Personal information
- Date of birth: 28 October 1987 (age 37)
- Place of birth: L'Estère, Haiti
- Height: 1.80 m (5 ft 11 in)
- Position(s): Defender

Youth career
- 2000–2006: Gueugnon

Senior career*
- Years: Team / Apps / (Gls)
- 2006–2009: Gueugnon / 33 / (1)
- 2009–2012: Tours / 100 / (10)
- 2012–2016: Nice / 91 / (1)
- 2012–2016: Nice B / 1 / (0)
- 2016–2019: Caen / 43 / (0)
- Total:  / 268 / (12)

International career
- 2008–2017: Haiti / 10 / (0)

= Romain Genevois =

Haitian footballer (born 1987)

Romain Genevois (born 28 October 1987) is a Haitian former professional footballer who played as a defender.

==Early years==
Genevois was born in L'Estère, Haiti. At the age 3, he was separated from his biological parents who had difficulty raising him. He was then adopted, along with his younger brother, by a French couple who could not have children. He arrived in France on 5 February 1991 and grew up in Montcenis, a small town of Saône-et-Loire where his parents had chosen to live.

==Club career==
Genevois came up through FC Gueugnon's youth ranks to make his first team debut in the 2006–07 season. He moved to Tours FC in 2009 returning to Ligue 2. He then signed with OGC Nice in 2012 and concluded his tenure with a fourth-place finish and qualification to the UEFA Europa League in 2016. Genevois signed a three-year contract to play for Stade Malherbe Caen.

In his career, Genevois has recorded over one hundred games in Ligue 1 and 286 in the pros and has made several trips to the European Cup.

==International career==
He made his debut for Haiti in the February 2008 friendly series against Venezuela, which served as a warm-up for the 2010 FIFA World Cup qualification match against Nicaragua or the Netherlands Antilles.

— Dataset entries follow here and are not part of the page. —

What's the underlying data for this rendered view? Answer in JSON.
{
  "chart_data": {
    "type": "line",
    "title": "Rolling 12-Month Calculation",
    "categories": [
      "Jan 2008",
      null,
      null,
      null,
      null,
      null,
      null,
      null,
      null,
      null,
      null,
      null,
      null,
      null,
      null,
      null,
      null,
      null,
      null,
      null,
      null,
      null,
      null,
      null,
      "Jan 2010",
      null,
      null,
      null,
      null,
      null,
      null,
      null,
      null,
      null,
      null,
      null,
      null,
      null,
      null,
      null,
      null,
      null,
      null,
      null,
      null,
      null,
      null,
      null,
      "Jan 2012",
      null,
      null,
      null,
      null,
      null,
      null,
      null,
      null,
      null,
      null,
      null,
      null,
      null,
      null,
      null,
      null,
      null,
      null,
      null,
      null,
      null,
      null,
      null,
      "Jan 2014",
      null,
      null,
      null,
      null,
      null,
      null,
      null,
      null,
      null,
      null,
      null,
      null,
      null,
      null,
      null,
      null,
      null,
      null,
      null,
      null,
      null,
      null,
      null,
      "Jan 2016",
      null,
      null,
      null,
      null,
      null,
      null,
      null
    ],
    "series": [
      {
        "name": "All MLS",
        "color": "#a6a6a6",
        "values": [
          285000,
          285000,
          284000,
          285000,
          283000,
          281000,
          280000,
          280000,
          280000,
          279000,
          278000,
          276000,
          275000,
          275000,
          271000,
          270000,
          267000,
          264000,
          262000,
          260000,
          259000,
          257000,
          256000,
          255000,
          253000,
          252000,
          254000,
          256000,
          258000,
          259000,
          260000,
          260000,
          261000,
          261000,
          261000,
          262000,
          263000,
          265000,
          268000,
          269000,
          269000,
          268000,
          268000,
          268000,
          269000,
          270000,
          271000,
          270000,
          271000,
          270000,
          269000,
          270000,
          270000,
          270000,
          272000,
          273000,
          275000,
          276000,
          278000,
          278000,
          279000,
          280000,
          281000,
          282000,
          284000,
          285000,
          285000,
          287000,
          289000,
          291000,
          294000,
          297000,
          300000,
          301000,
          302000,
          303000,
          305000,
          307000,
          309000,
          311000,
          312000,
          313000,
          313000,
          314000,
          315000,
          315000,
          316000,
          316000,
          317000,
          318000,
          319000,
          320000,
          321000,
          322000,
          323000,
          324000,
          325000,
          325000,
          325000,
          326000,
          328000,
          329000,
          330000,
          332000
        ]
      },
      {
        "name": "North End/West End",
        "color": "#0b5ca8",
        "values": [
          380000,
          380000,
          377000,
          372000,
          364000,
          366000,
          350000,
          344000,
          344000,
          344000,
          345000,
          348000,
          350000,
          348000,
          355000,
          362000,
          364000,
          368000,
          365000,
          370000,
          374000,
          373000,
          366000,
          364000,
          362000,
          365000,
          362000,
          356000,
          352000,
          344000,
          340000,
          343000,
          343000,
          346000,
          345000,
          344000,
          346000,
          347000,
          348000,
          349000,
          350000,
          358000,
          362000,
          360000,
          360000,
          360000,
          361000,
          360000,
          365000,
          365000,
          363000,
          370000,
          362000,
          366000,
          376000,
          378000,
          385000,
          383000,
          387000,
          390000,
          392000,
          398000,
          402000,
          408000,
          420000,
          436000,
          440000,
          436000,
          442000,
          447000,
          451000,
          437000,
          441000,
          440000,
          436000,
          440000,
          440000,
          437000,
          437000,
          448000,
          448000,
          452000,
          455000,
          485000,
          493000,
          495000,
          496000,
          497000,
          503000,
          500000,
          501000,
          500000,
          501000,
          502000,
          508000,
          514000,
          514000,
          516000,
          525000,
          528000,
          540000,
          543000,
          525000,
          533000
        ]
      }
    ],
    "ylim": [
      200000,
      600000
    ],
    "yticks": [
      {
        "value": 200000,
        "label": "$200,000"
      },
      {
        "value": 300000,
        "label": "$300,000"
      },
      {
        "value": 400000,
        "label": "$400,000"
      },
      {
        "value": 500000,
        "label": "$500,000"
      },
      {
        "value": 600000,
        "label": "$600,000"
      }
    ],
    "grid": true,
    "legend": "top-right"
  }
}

In 2013, Genevois was interviewed by Nice-Matin, which he made clear that he was not a Haitian international as was often said and was 100% French. He cited that he had never signed any document to keep dual citizenship and did not accept Haitian nationality. He claims to have responded to a call for a friendly match in Venezuela, but said it did not officially count as he did not go through Haiti. After spending a week with the team, which he recalls a good memory, organization was an issue. He first recalls arriving in the morning at a Florida airport, only to be picked up in the evening and did not know who the national coach was. This bad experience led him to further pursuit his pro career in France. He was later contacted by team officials to rejoin, but did not want to go to Haiti citing its difficult conditions and thus not revisited the island since leaving for France in his early childhood.

In 2016, that changed when he finally accepted the solicitations of the Haitian selection under the new coach, Patrice Neveu. During this second stint with the national team, his outlook differed and stated his pleasure to be able to play for his country of origin and that things has really changed. He cites that something is building and there is room for optimism in Haitian football evoking its entry in the Copa America as "a very good experience, a very nice competition." He was one of the 23 players selected for the 2016 Copa América, which was the first time in its history to allow qualifications from countries outside of CONMEBOL, thus Haiti managed to qualify and enter for the first time.

==Personal life==
Genevois is married and is a father of two, a daughter and a son. He, along with his parents, has sent donations to Haiti through the association that allowed his adoption.